Repeated Substring Pattern
Problem: determine if a string s consists entirely of a repeated pattern (e.g., "abcabc" → "abc" repeated twice).
KMP solves this in O(n) using a beautiful property of the LPS array:
boolean repeatedSubstringPattern(String s) {
int n = s.length();
int[] lps = buildLPS(s);
int longestPrefixSuffix = lps[n - 1];
// If the longest prefix-suffix length > 0 and
// n is divisible by (n - longestPrefixSuffix),
// then the string is a repeated pattern
int patternLength = n - longestPrefixSuffix;
return longestPrefixSuffix > 0 && n % patternLength == 0;
}
The logic: if lps[n - 1] = k, then s[0..k-1] == s[n-k..n-1]. The repeating unit has length n - k. If n divides evenly by n - k, the entire string is built from repeating that unit.
Counting Pattern Occurrences
Need the count rather than positions? Modify kmpSearch to increment a counter instead of adding to a list — same O(n + m) performance.
KMP vs Other String Algorithms
| Algorithm | Time (avg) | Time (worst) | Preprocessing | Best For |
|---|---|---|---|---|
| Naive | O(n×m) | O(n×m) | None | Short patterns, quick prototyping |
| KMP | O(n+m) | O(n+m) | O(m) | Guaranteed linear time, interviews |
| Rabin-Karp | O(n+m) | O(n×m) | O(m) | Multiple pattern search |
| Boyer-Moore | O(n/m) | O(n×m) | O(m+σ) | Practical single-pattern search |
| Z-Algorithm | O(n+m) | O(n+m) | O(n+m) | Sometimes simpler implementation |
Rabin-Karp uses rolling hash values to compare pattern and text windows.

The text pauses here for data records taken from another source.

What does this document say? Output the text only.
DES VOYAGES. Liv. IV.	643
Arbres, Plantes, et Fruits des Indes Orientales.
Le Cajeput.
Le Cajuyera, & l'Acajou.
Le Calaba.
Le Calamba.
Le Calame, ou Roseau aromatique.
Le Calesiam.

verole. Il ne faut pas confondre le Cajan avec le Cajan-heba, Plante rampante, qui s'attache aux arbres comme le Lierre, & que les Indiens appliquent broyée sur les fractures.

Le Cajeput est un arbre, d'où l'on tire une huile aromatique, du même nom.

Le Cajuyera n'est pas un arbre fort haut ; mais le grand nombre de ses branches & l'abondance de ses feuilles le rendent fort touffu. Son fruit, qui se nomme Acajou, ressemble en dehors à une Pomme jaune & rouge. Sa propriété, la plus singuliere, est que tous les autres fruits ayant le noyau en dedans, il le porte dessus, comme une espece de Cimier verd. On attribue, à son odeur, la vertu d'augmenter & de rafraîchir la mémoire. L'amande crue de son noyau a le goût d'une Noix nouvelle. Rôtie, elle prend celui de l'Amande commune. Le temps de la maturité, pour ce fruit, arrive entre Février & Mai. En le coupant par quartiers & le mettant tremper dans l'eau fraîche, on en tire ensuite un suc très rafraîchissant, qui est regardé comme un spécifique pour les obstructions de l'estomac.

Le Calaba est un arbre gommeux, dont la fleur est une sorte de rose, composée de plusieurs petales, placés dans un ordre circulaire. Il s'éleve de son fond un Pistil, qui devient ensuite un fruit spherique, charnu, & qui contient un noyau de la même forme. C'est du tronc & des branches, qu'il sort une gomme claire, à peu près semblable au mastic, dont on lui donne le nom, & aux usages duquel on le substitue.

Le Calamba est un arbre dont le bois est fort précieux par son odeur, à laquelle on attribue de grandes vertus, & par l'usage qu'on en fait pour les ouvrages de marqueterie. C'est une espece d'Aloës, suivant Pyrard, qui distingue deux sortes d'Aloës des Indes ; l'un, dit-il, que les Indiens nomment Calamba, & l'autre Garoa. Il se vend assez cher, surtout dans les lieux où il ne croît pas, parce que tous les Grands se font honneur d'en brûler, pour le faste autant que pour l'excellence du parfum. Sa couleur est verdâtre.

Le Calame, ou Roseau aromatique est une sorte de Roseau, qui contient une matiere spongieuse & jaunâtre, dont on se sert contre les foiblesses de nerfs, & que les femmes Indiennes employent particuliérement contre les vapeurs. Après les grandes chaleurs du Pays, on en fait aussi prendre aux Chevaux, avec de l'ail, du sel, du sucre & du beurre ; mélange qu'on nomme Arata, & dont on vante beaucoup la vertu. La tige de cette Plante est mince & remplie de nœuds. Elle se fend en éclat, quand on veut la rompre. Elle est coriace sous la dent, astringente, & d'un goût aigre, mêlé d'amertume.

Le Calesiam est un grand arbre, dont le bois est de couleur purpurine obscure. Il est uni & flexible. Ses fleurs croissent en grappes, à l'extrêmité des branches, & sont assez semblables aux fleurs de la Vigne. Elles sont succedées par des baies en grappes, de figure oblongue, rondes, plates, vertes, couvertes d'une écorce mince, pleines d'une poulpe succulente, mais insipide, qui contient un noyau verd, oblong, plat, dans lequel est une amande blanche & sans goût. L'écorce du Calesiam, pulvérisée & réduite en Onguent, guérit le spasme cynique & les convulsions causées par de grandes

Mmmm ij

Average O(n + m) but degrades to O(n × m) with hash collisions. Its real strength is searching for multiple patterns simultaneously.
Boyer-Moore scans the pattern right-to-left and uses two heuristics (bad character, good suffix) to skip large sections of text. In practice, it’s often faster than KMP for natural-language text because it can skip characters entirely. But the implementation is complex and the worst case is still O(n × m) without the Galil rule.
Z-Algorithm computes a Z-array where Z[i] = length of the longest substring starting at position i that matches a prefix of the string. Conceptually similar to KMP, and some find it easier to implement.
Interviewer Tips
Full KMP implementation is rarely demanded in an interview — the algorithm is long and the failure function construction has subtle edge cases. What interviewers do expect:
- Understanding the concept: “We precompute a table from the pattern so we never backtrack in the text.”
- Knowing the complexity: O(n + m) time, O(m) space for the LPS array.
- Recognizing when to apply it: any problem involving substring search, repeated patterns, or string periodicity.
- The failure function idea: “LPS[i] tells us the longest proper prefix of pattern[0..i] that is also a suffix, so on mismatch we jump to the next valid alignment.”
If asked to code it, start with the LPS construction — it’s the heart of KMP. Get that right and the matching loop follows naturally.